The Canvas breach (May 2026) affected 275 million people through the Instructure learning management platform and included private student-teacher messages. The Under Armour breach affects 72 million retail customers with purchase data and shipping addresses. Both provide attackers with enough personal information to run convincing phishing campaigns. The key difference is the audience: Canvas targets students and families, while Under Armour targets general consumers.

What happens if I already see suspicious activity on my accounts?

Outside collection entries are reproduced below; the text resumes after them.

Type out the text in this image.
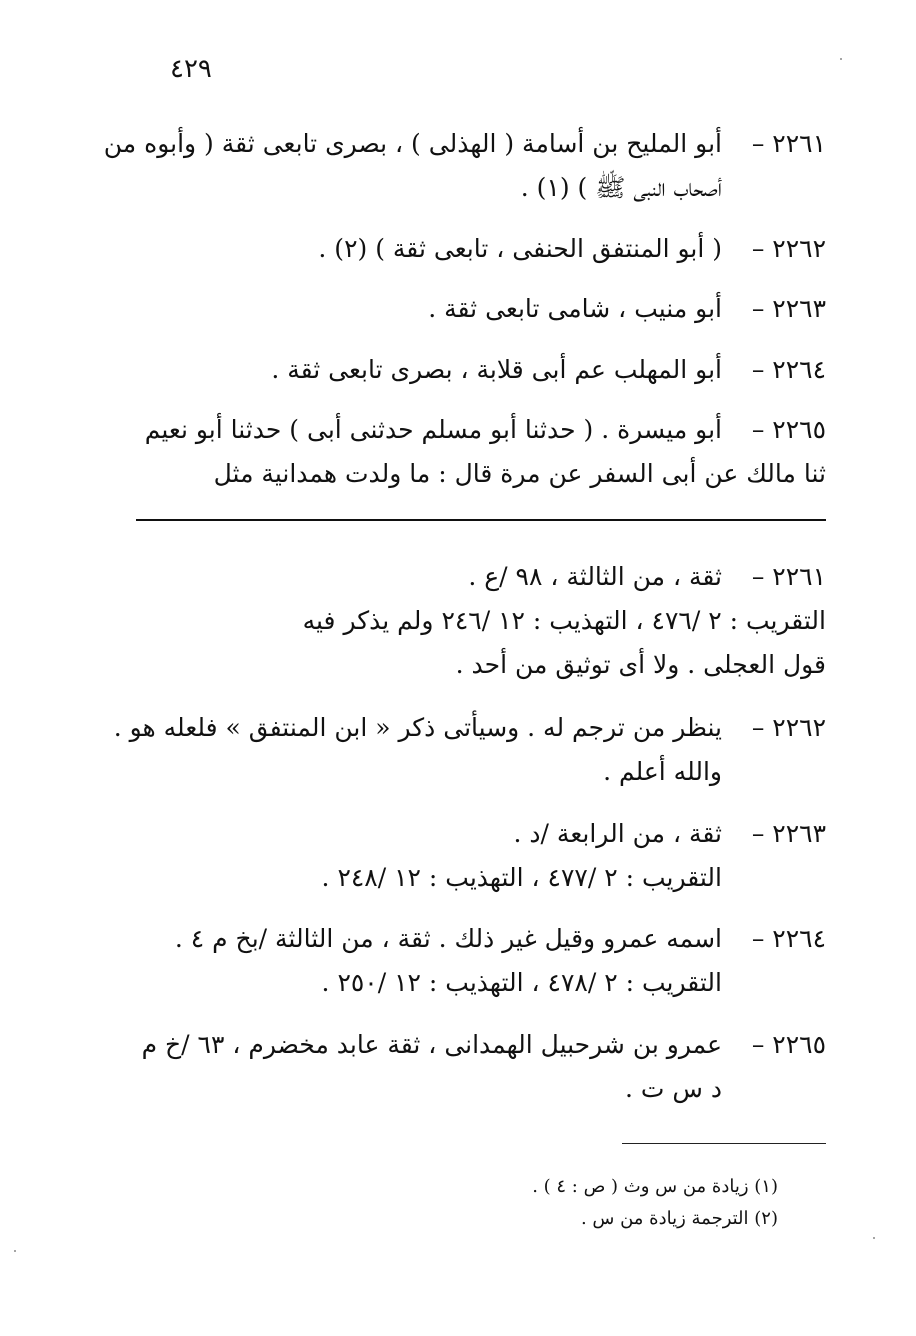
٤٢٩
٢٢٦١ –أبو المليح بن أسامة ( الهذلى ) ، بصرى تابعى ثقة ( وأبوه من
أصحاب النبى ﷺ ) (١) .
٢٢٦٢ –( أبو المنتفق الحنفى ، تابعى ثقة ) (٢) .
٢٢٦٣ –أبو منيب ، شامى تابعى ثقة .
٢٢٦٤ –أبو المهلب عم أبى قلابة ، بصرى تابعى ثقة .
٢٢٦٥ –أبو ميسرة . ( حدثنا أبو مسلم حدثنى أبى ) حدثنا أبو نعيم
ثنا مالك عن أبى السفر عن مرة قال : ما ولدت همدانية مثل
٢٢٦١ –ثقة ، من الثالثة ، ٩٨ /ع .
التقريب : ٢ /٤٧٦ ، التهذيب : ١٢ /٢٤٦ ولم يذكر فيه
قول العجلى . ولا أى توثيق من أحد .
٢٢٦٢ –ينظر من ترجم له . وسيأتى ذكر « ابن المنتفق » فلعله هو .
والله أعلم .
٢٢٦٣ –ثقة ، من الرابعة /د .
التقريب : ٢ /٤٧٧ ، التهذيب : ١٢ /٢٤٨ .
٢٢٦٤ –اسمه عمرو وقيل غير ذلك . ثقة ، من الثالثة /بخ م ٤ .
التقريب : ٢ /٤٧٨ ، التهذيب : ١٢ /٢٥٠ .
٢٢٦٥ –عمرو بن شرحبيل الهمدانى ، ثقة عابد مخضرم ، ٦٣ /خ م
د س ت .
(١) زيادة من س وث ( ص : ٤ ) .
(٢) الترجمة زيادة من س .
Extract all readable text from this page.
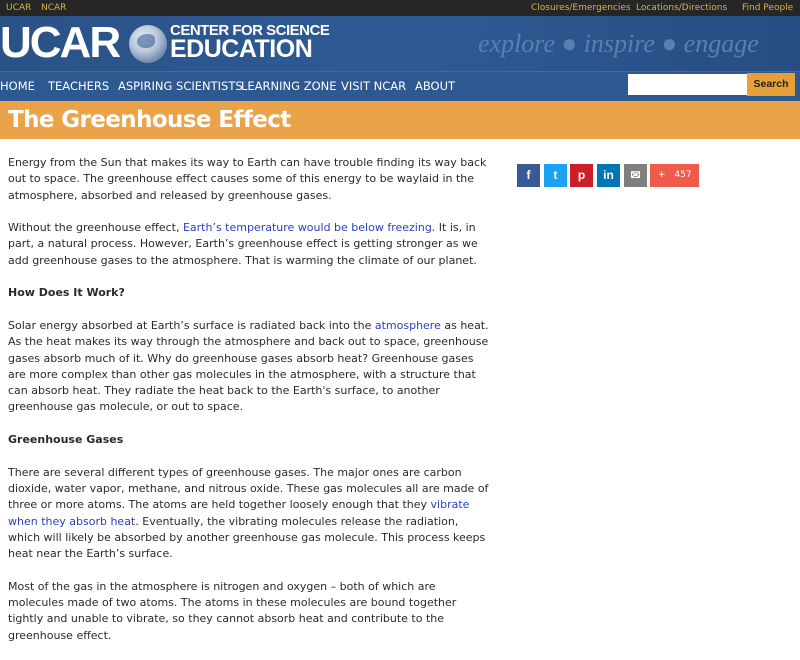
UCAR NCAR	Closures/Emergencies Locations/Directions Find People
UCAR	CENTER FOR SCIENCE
EDUCATION	explore ● inspire ● engage
HOME TEACHERS ASPIRING SCIENTISTS
LEARNING ZONE VISIT NCAR ABOUT	Search
The Greenhouse Effect
f	t	p	in	✉	+ 457

Energy from the Sun that makes its way to Earth can have trouble finding its way back out to space. The greenhouse effect causes some of this energy to be waylaid in the atmosphere, absorbed and released by greenhouse gases.

Without the greenhouse effect, Earth’s temperature would be below freezing. It is, in part, a natural process. However, Earth’s greenhouse effect is getting stronger as we add greenhouse gases to the atmosphere. That is warming the climate of our planet.

How Does It Work?

Solar energy absorbed at Earth’s surface is radiated back into the atmosphere as heat. As the heat makes its way through the atmosphere and back out to space, greenhouse gases absorb much of it. Why do greenhouse gases absorb heat? Greenhouse gases are more complex than other gas molecules in the atmosphere, with a structure that can absorb heat. They radiate the heat back to the Earth's surface, to another greenhouse gas molecule, or out to space.

Greenhouse Gases

There are several different types of greenhouse gases. The major ones are carbon dioxide, water vapor, methane, and nitrous oxide. These gas molecules all are made of three or more atoms. The atoms are held together loosely enough that they vibrate when they absorb heat. Eventually, the vibrating molecules release the radiation, which will likely be absorbed by another greenhouse gas molecule. This process keeps heat near the Earth’s surface.

Most of the gas in the atmosphere is nitrogen and oxygen – both of which are molecules made of two atoms. The atoms in these molecules are bound together tightly and unable to vibrate, so they cannot absorb heat and contribute to the greenhouse effect.
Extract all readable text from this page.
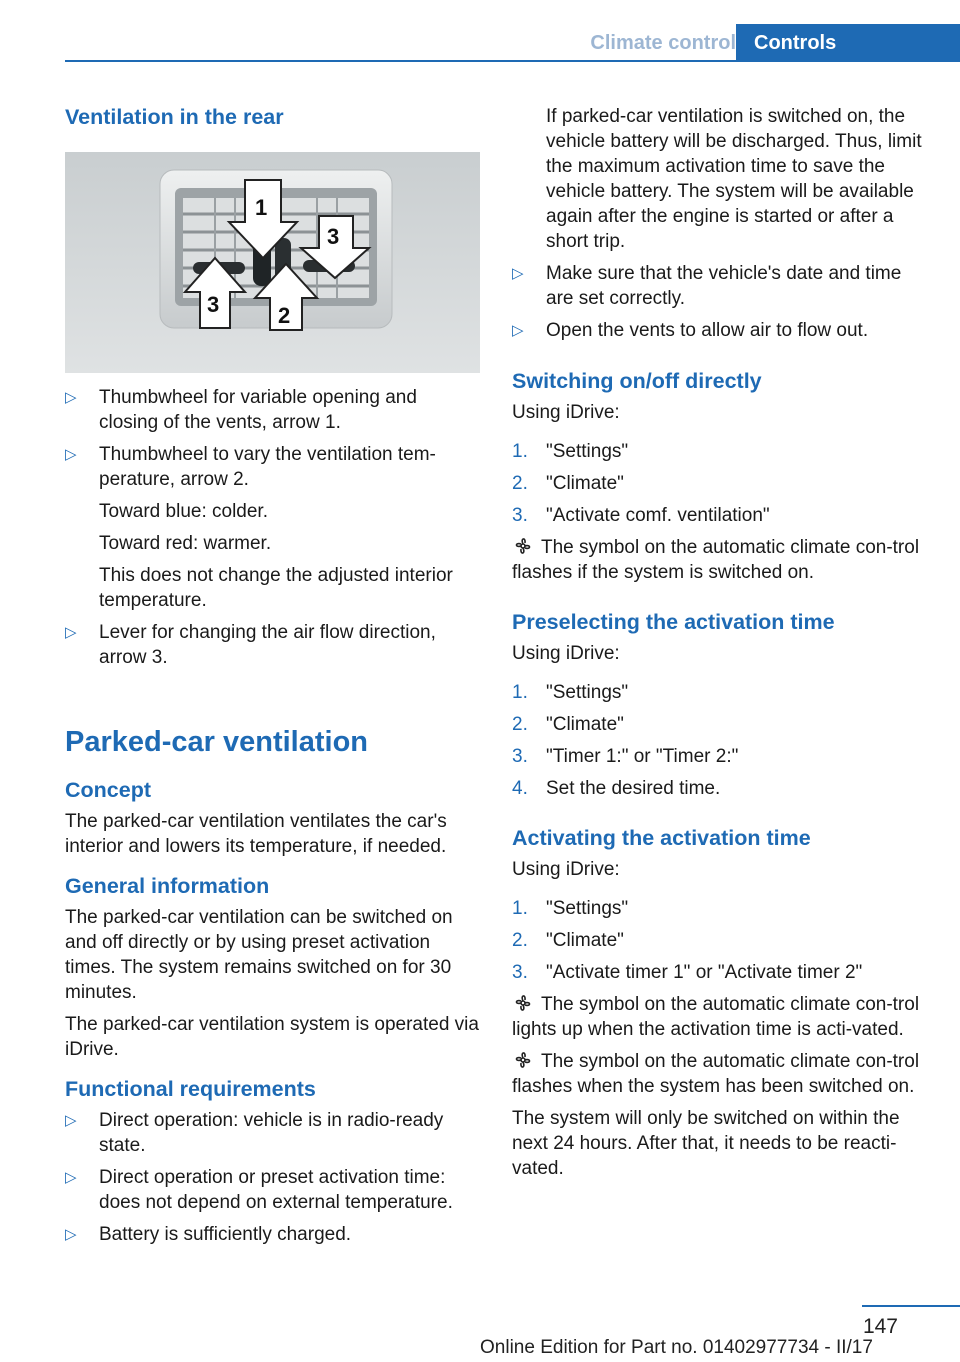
Climate control Controls
Ventilation in the rear
1
2
3
3
▷ Thumbwheel for variable opening and closing of the vents, arrow 1.
▷ Thumbwheel to vary the ventilation tem‐perature, arrow 2.

Toward blue: colder.

Toward red: warmer.

This does not change the adjusted interior temperature.

▷ Lever for changing the air flow direction, arrow 3.
Parked-car ventilation
Concept

The parked-car ventilation ventilates the car's interior and lowers its temperature, if needed.

General information

The parked-car ventilation can be switched on and off directly or by using preset activation times. The system remains switched on for 30 minutes.

The parked-car ventilation system is operated via iDrive.

Functional requirements
▷ Direct operation: vehicle is in radio-ready state.
▷ Direct operation or preset activation time: does not depend on external temperature.
▷ Battery is sufficiently charged.

If parked-car ventilation is switched on, the vehicle battery will be discharged. Thus, limit the maximum activation time to save the vehicle battery. The system will be available again after the engine is started or after a short trip.

▷ Make sure that the vehicle's date and time are set correctly.
▷ Open the vents to allow air to flow out.
Switching on/off directly

Using iDrive:

1. "Settings"
2. "Climate"
3. "Activate comf. ventilation"

The symbol on the automatic climate con‐trol flashes if the system is switched on.

Preselecting the activation time

Using iDrive:

1. "Settings"
2. "Climate"
3. "Timer 1:" or "Timer 2:"
4. Set the desired time.
Activating the activation time

Using iDrive:

1. "Settings"
2. "Climate"
3. "Activate timer 1" or "Activate timer 2"

The symbol on the automatic climate con‐trol lights up when the activation time is acti‐vated.

The symbol on the automatic climate con‐trol flashes when the system has been switched on.

The system will only be switched on within the next 24 hours. After that, it needs to be reacti‐vated.

147
Online Edition for Part no. 01402977734 - II/17
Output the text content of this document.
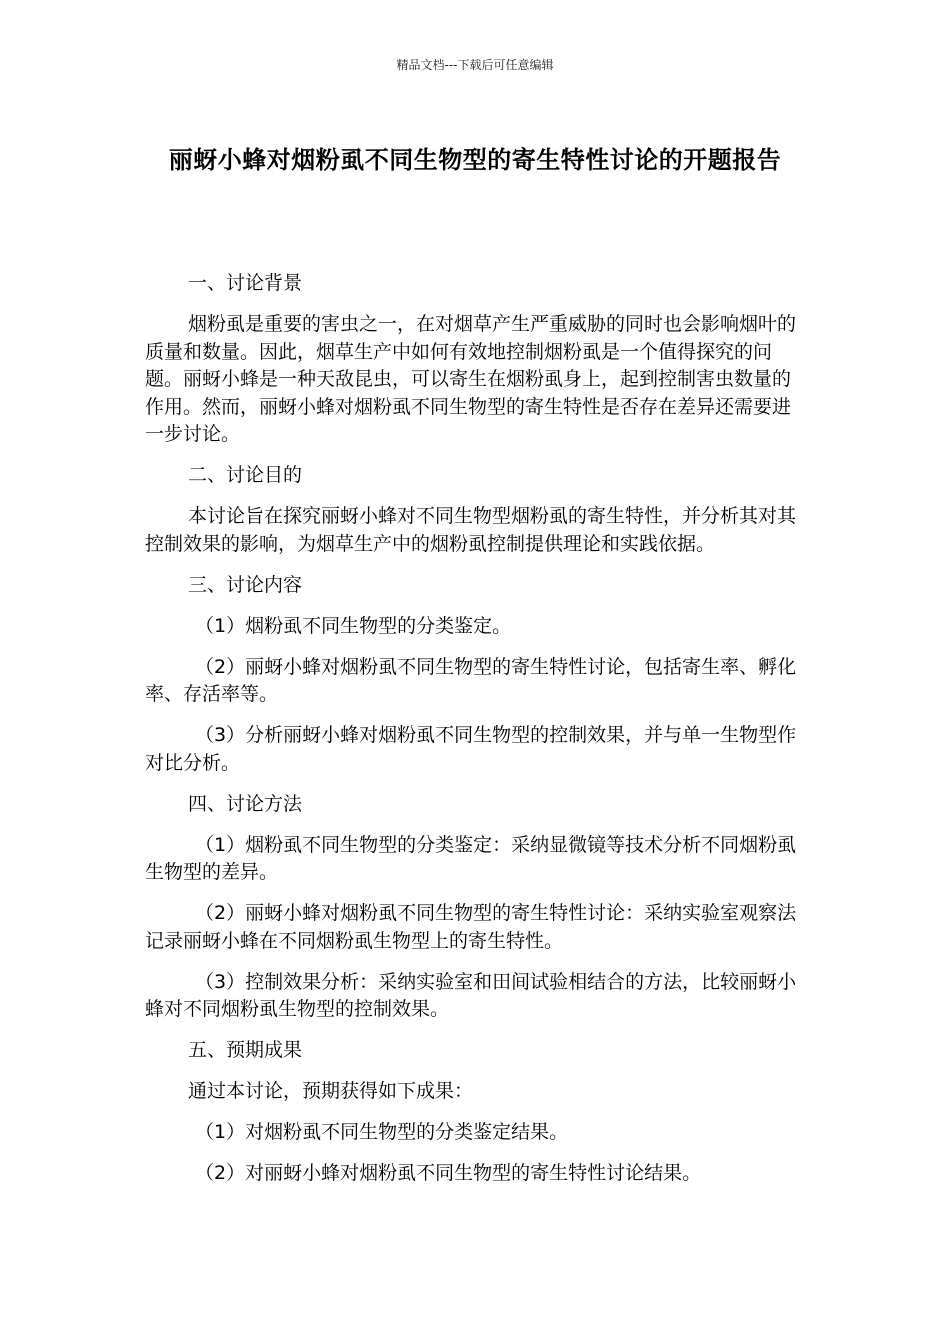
精品文档---下载后可任意编辑
丽蚜小蜂对烟粉虱不同生物型的寄生特性讨论的开题报告

一、讨论背景

烟粉虱是重要的害虫之一，在对烟草产生严重威胁的同时也会影响烟叶的质量和数量。因此，烟草生产中如何有效地控制烟粉虱是一个值得探究的问题。丽蚜小蜂是一种天敌昆虫，可以寄生在烟粉虱身上，起到控制害虫数量的作用。然而，丽蚜小蜂对烟粉虱不同生物型的寄生特性是否存在差异还需要进一步讨论。

二、讨论目的

本讨论旨在探究丽蚜小蜂对不同生物型烟粉虱的寄生特性，并分析其对其控制效果的影响，为烟草生产中的烟粉虱控制提供理论和实践依据。

三、讨论内容

（1）烟粉虱不同生物型的分类鉴定。

（2）丽蚜小蜂对烟粉虱不同生物型的寄生特性讨论，包括寄生率、孵化率、存活率等。

（3）分析丽蚜小蜂对烟粉虱不同生物型的控制效果，并与单一生物型作对比分析。

四、讨论方法

（1）烟粉虱不同生物型的分类鉴定：采纳显微镜等技术分析不同烟粉虱生物型的差异。

（2）丽蚜小蜂对烟粉虱不同生物型的寄生特性讨论：采纳实验室观察法记录丽蚜小蜂在不同烟粉虱生物型上的寄生特性。

（3）控制效果分析：采纳实验室和田间试验相结合的方法，比较丽蚜小蜂对不同烟粉虱生物型的控制效果。

五、预期成果

通过本讨论，预期获得如下成果：

（1）对烟粉虱不同生物型的分类鉴定结果。

（2）对丽蚜小蜂对烟粉虱不同生物型的寄生特性讨论结果。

Change the affected account’s password immediately using a strong, unique password from our free password generator. Log out of all devices using the account’s security settings. If the account offers login history, review it for unfamiliar locations. Report any unauthorised transactions to your bank or credit card company within 60 days to maintain fraud protection rights under the Fair Credit Billing Act.

The Bottom Line

The Under Armour breach affects 72 million people, and the data is already circulating among cybercriminals. The steps you need to take are straightforward and effective: check Have I Been Pwned, change your Under Armour password (and every account using the same password), enable two-factor authentication, and start using a password manager so you never reuse a password again.

In our testing, the complete process took an average of 18 minutes for first-time users. That is 18 minutes to protect yourself from months of phishing attempts and the very real risk of credential stuffing attacks. Start with the Have I Been Pwned check — it takes ten seconds and tells you exactly where you stand.